Nonprofit organizations routinely cite the nonmonetary rewards their employees receive from work that is inherently satisfying. Yet the revolving-door turnover in nonprofits belies this argument.

Granted, there aren’t any reliable statistics on nonprofit turnover. I rely on my own anecdotal observations, gathered over a span of 40 years in the nonprofit sector, as well as the observations of the 200 nonprofit leaders I surveyed on this question not long ago. Is it surprising that employees sometimes turn to labor unions to help them bargain for better working conditions?

The management of nonprofit workers also leaves a lot to be desired. Peter Drucker, the management guru’s management guru, famously said that nonprofits are better managed than businesses. If that’s true, then businesses are in really sad shape, from what I’ve seen of the management practices at too many of America’s nonprofits.

Nonprofit management is often resolutely hierarchical, allowing little or no leeway for individual initiative. And with notable exceptions, most nonprofits offer very few opportunities for career advancement.

Boosters of the voluntary sector are inclined to argue that America’s nonprofits are inherently good because the missions they serve are philanthropic. Well, maybe. In many cases, for sure. But it’s time America’s nonprofits came to understand that philanthropy begins at home.

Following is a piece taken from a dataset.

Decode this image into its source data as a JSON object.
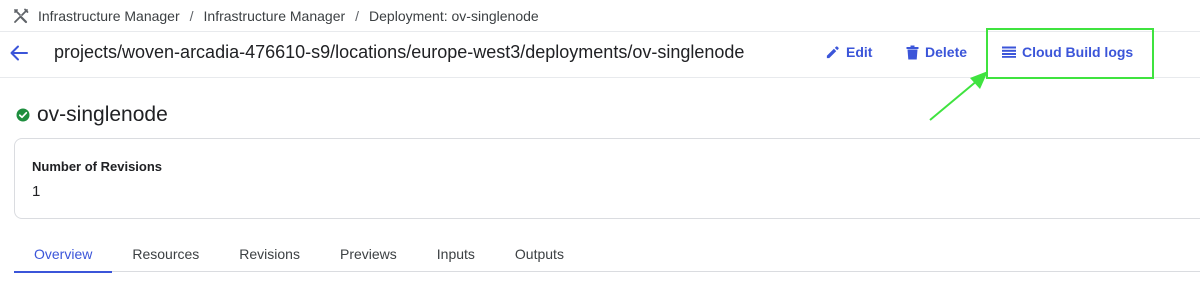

To those nonprofit board members and executives who argue against raising wages, I suggest studying the many high costs of rapid employee turnover. These include high recruitment and training costs, on-the-job stress, and low morale. I suggest they speak to a sample of their donors about the pathetically low salaries they pay at the entry level, and learn firsthand whether their donors would support raising wages. I suggest that they make a long-term commitment to paying at least the local living wage and develop a plan to increase base salaries gradually toward that goal.

To the leaders of organizations that are still managed under a strictly hierarchical, command-and-control model, I suggest reading some of the many excellent books in print about leadership styles based on trust, positive reinforcement, teams, two-way communication, flat management structures, and other contemporary techniques that many of the most successful enterprises use.

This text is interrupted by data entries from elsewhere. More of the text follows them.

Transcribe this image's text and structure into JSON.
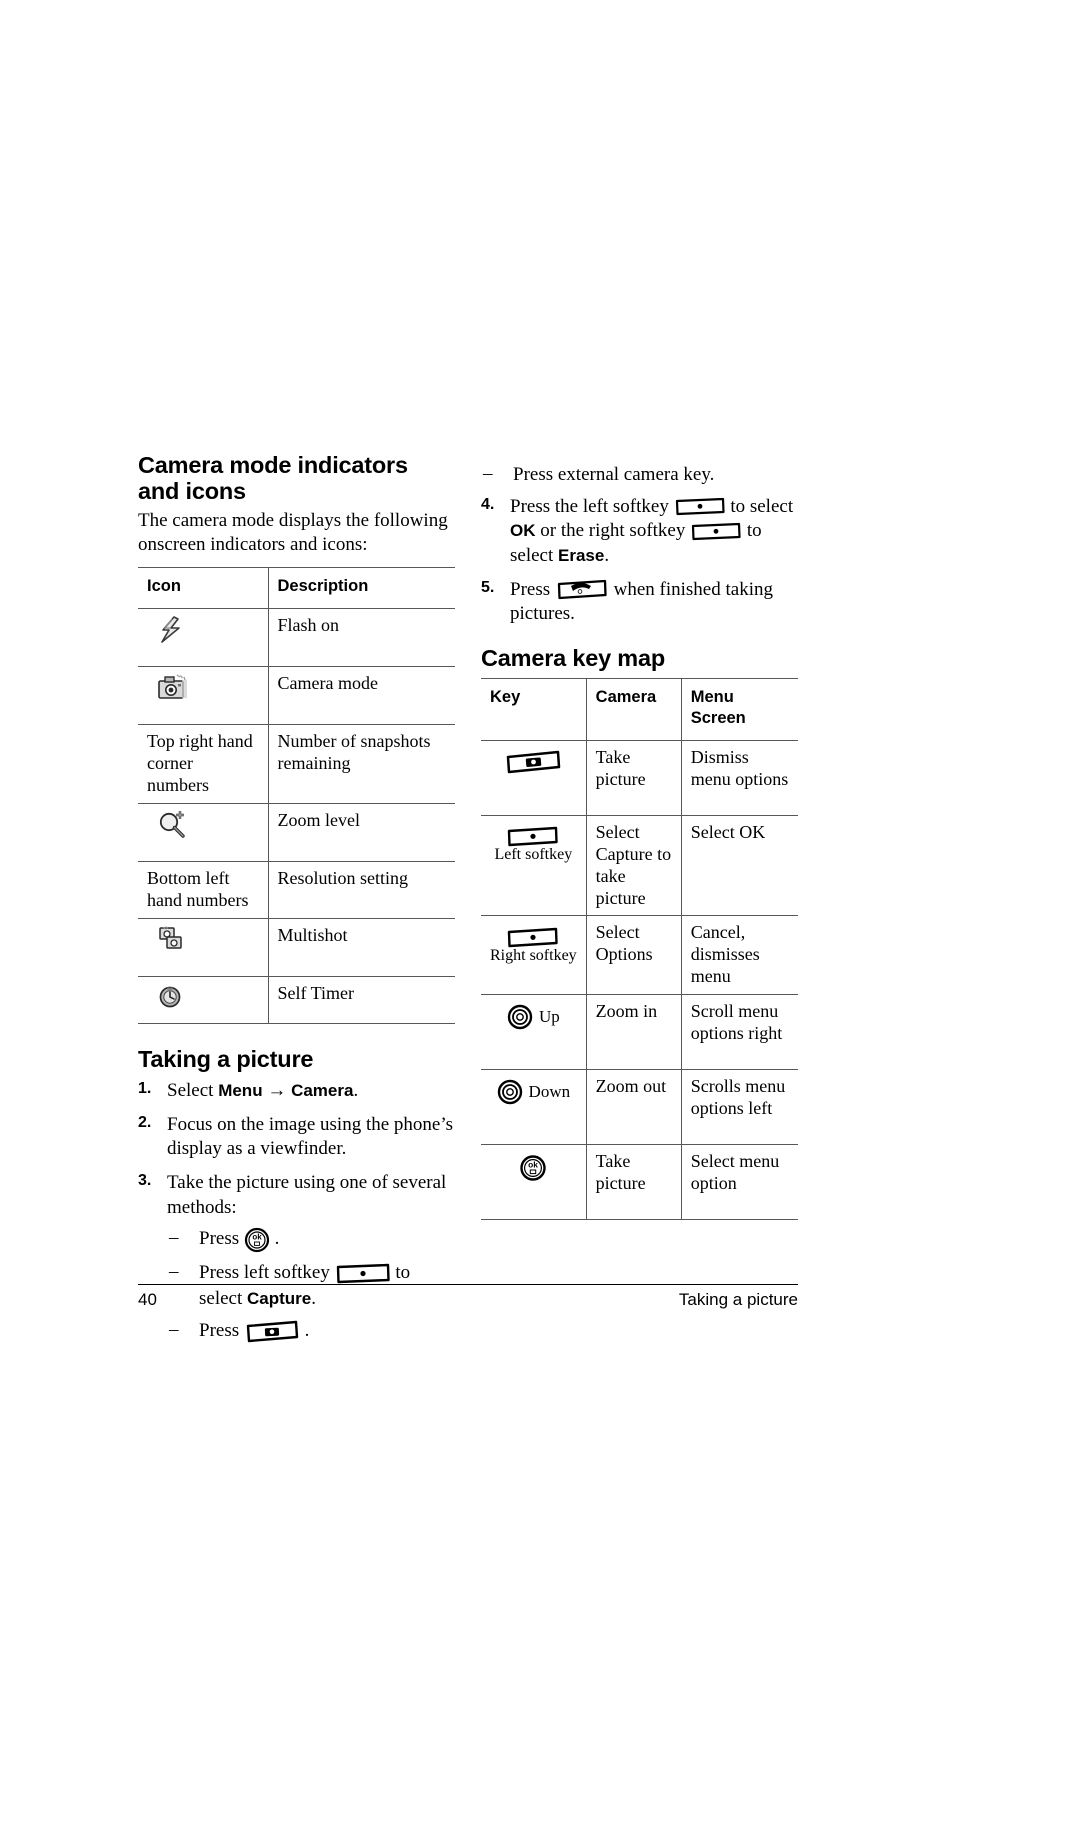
{
  "page": {
    "number": "40",
    "footer_title": "Taking a picture"
  },
  "left_column": {
    "heading": "Camera mode indicators and icons",
    "intro": "The camera mode displays the following onscreen indicators and icons:",
    "icon_table": {
      "headers": [
        "Icon",
        "Description"
      ],
      "rows": [
        {
          "icon": "flash-icon",
          "icon_text": "",
          "description": "Flash on"
        },
        {
          "icon": "camera-mode-icon",
          "icon_text": "",
          "description": "Camera mode"
        },
        {
          "icon": "",
          "icon_text": "Top right hand corner numbers",
          "description": "Number of snapshots remaining"
        },
        {
          "icon": "zoom-icon",
          "icon_text": "",
          "description": "Zoom level"
        },
        {
          "icon": "",
          "icon_text": "Bottom left hand numbers",
          "description": "Resolution setting"
        },
        {
          "icon": "multishot-icon",
          "icon_text": "",
          "description": "Multishot"
        },
        {
          "icon": "self-timer-icon",
          "icon_text": "",
          "description": "Self Timer"
        }
      ]
    },
    "taking_picture": {
      "heading": "Taking a picture",
      "steps": [
        {
          "num": "1.",
          "text_parts": [
            {
              "t": "Select ",
              "bold": false
            },
            {
              "t": "Menu",
              "bold": true
            },
            {
              "t": " → ",
              "bold": false
            },
            {
              "t": "Camera",
              "bold": true
            },
            {
              "t": ".",
              "bold": false
            }
          ],
          "plain": "Select Menu → Camera."
        },
        {
          "num": "2.",
          "plain": "Focus on the image using the phone’s display as a viewfinder."
        },
        {
          "num": "3.",
          "plain": "Take the picture using one of several methods:",
          "substeps": [
            {
              "dash": "–",
              "before": "Press",
              "glyph": "ok-key-icon",
              "after": "."
            },
            {
              "dash": "–",
              "before": "Press left softkey",
              "glyph": "softkey-icon",
              "after": "to select",
              "bold_after": "Capture",
              "tail": "."
            },
            {
              "dash": "–",
              "before": "Press",
              "glyph": "camera-key-icon",
              "after": "."
            }
          ]
        }
      ]
    }
  },
  "right_column": {
    "continued_substep": {
      "dash": "–",
      "text": "Press external camera key."
    },
    "steps": [
      {
        "num": "4.",
        "seg1": "Press the left softkey",
        "glyph1": "softkey-icon",
        "seg2": "to select",
        "bold1": "OK",
        "seg3": "or the right softkey",
        "glyph2": "softkey-icon",
        "seg4": "to select",
        "bold2": "Erase",
        "seg5": "."
      },
      {
        "num": "5.",
        "seg1": "Press",
        "glyph1": "end-key-icon",
        "seg2": "when finished taking pictures."
      }
    ],
    "key_map": {
      "heading": "Camera key map",
      "headers": [
        "Key",
        "Camera",
        "Menu Screen"
      ],
      "rows": [
        {
          "key_icon": "camera-key-icon",
          "key_label": "",
          "camera": "Take picture",
          "menu_screen": "Dismiss menu options"
        },
        {
          "key_icon": "softkey-icon",
          "key_label": "Left softkey",
          "camera": "Select Capture to take picture",
          "menu_screen": "Select OK"
        },
        {
          "key_icon": "softkey-icon",
          "key_label": "Right softkey",
          "camera": "Select Options",
          "menu_screen": "Cancel, dismisses menu"
        },
        {
          "key_icon": "nav-ring-icon",
          "key_label": "Up",
          "camera": "Zoom in",
          "menu_screen": "Scroll menu options right"
        },
        {
          "key_icon": "nav-ring-icon",
          "key_label": "Down",
          "camera": "Zoom out",
          "menu_screen": "Scrolls menu options left"
        },
        {
          "key_icon": "ok-key-icon",
          "key_label": "",
          "camera": "Take picture",
          "menu_screen": "Select menu option"
        }
      ]
    }
  },
  "colors": {
    "text": "#000000",
    "rule": "#58585b",
    "footer_rule": "#000000",
    "icon_gray": "#808080",
    "icon_light": "#c8c8c8"
  }
}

To those in the nonprofit sector who assert that every other consideration must be subordinated to an organization’s single-minded pursuit of its mission, I suggest taking a leaf from the playbook of socially responsible businesses. Pursuing a triple bottom line can pay off in higher morale, greater productivity, broader public support, and, ultimately, increased resources.

In any venture, for-profit or nonprofit, the ultimate reality is that what goes around, comes around.

MAL WARWICK is the founder and chairman of the fundraising consultancy Mal Warwick Associates in Berkeley, Calif. His latest book, coauthored with Ben Cohen of Ben & Jerry’s, is Values-Driven Business: How to Change the World, Make Money, and Have Fun (Berrett- Koehler, 2006).